A unit of Trichome Financial Corp. will scoop up virtually all of James E. Wagner's assets as part of the deal cleared by the Ontario court overseeing its restructuring. Trichome set a price floor for the sale through a stalking horse bid of 13.45 million Canadian dollars, which went unmatched. The deal is expected to close June 30.

James E. Wagner told the court the sale would preserve the company's business and save roughly 160 jobs. Court filings show 26 potential buyers signed confidentiality agreements and conducted due diligence on the company, although none floated bids.

Toronto-based Trichome, a cannabis-focused investment shop, tossed James E. Wagner a $2.8 million lifeline in April as the grower sought creditor protection under a Canadian law known as the Companies' Creditors Arrangement Act, which also allowed the company to stay legal proceedings against it while it restructured.

James E. Wagner said it needed the funds "largely due to the impact of COVID-19 on sales, as well as certain sales that were forecasted to occur in these proceedings but are now forecasted to occur at a later date," according to its court filings.

In February 2019, Trichome loaned James E. Wagner $5.5 million to finance the grower's expansion. But the company's earnings never improved, and its stock price declined steadily to its current price of less than half a cent per share.

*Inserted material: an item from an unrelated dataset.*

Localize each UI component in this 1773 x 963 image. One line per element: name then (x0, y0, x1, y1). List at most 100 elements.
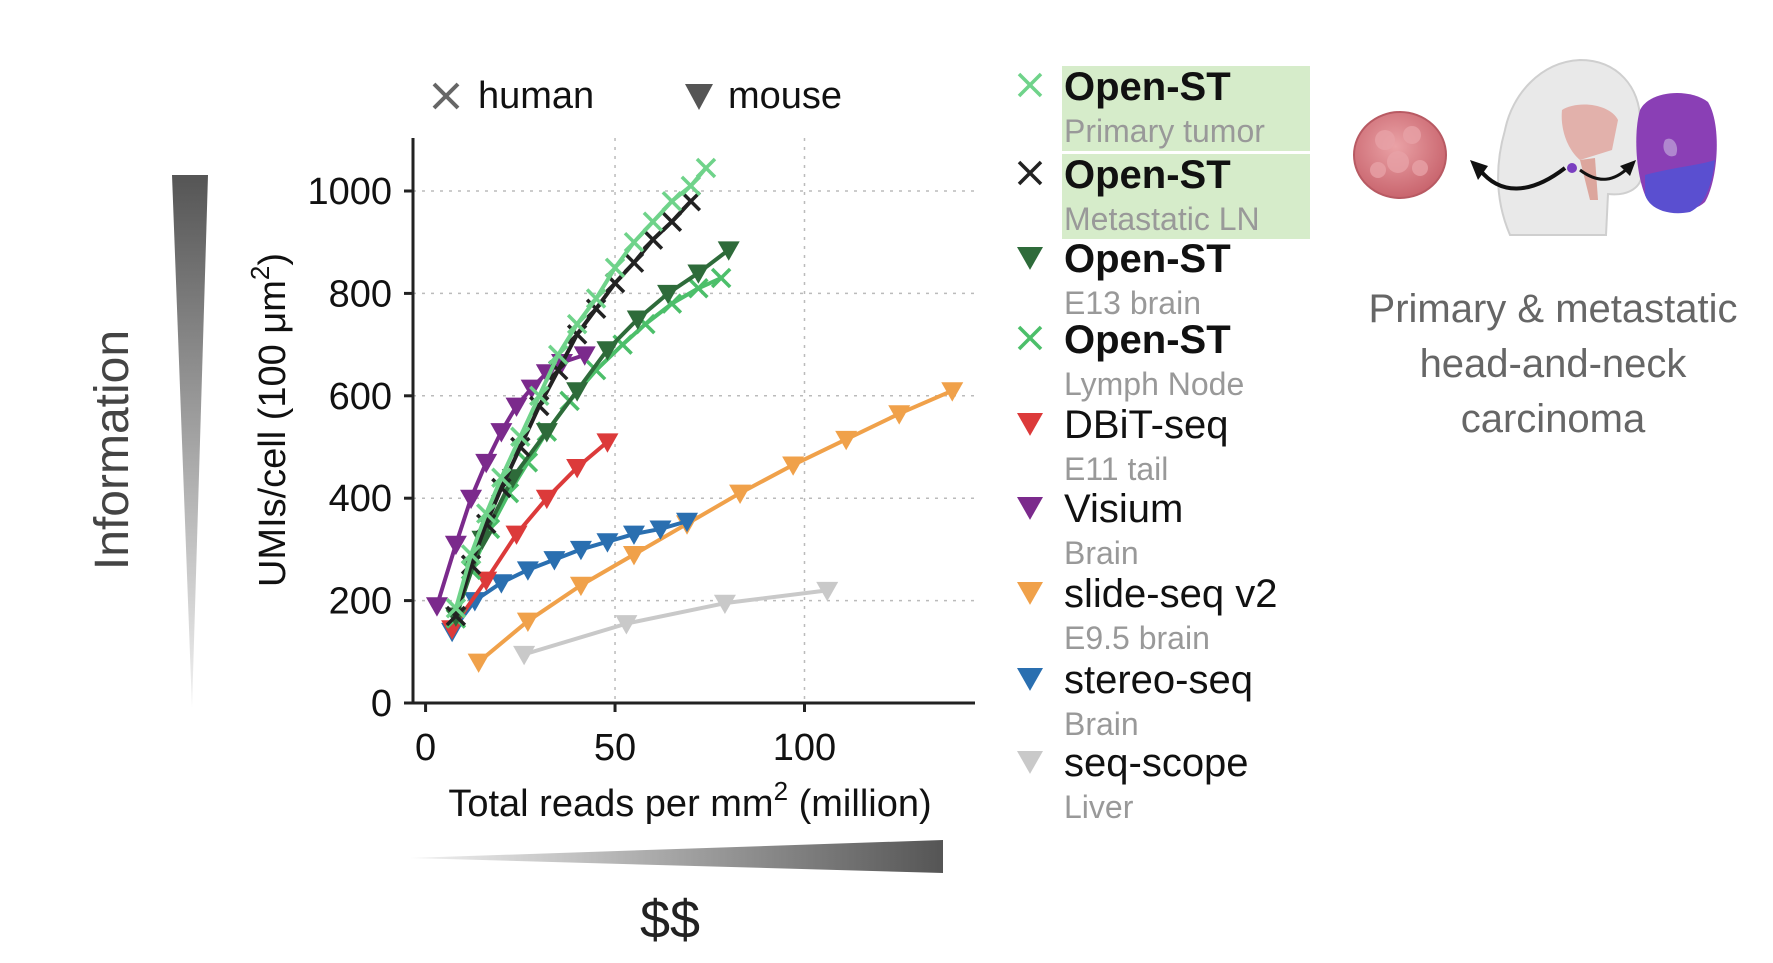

James E. Wagner, which began growing medical marijuana in 2007, is one of scores of cannabis companies to be laid low by an industrywide contraction last year that scuttled mergers and acquisitions and tanked the valuations of once high-flying firms.

The bleeding has been especially pronounced in Canada, where oversupply and slow approvals of cannabis licenses forced cannabis companies to pull back investment and postpone expansions.

U.S. cannabis companies were not spared, however, and the COVID-19 pandemic added to the industry's woes. Firms that were starved for capital before the pandemic are finding it even more difficult to lure investors amid intense economic uncertainty.

A James E. Wagner spokesman declined to comment on the deal Tuesday.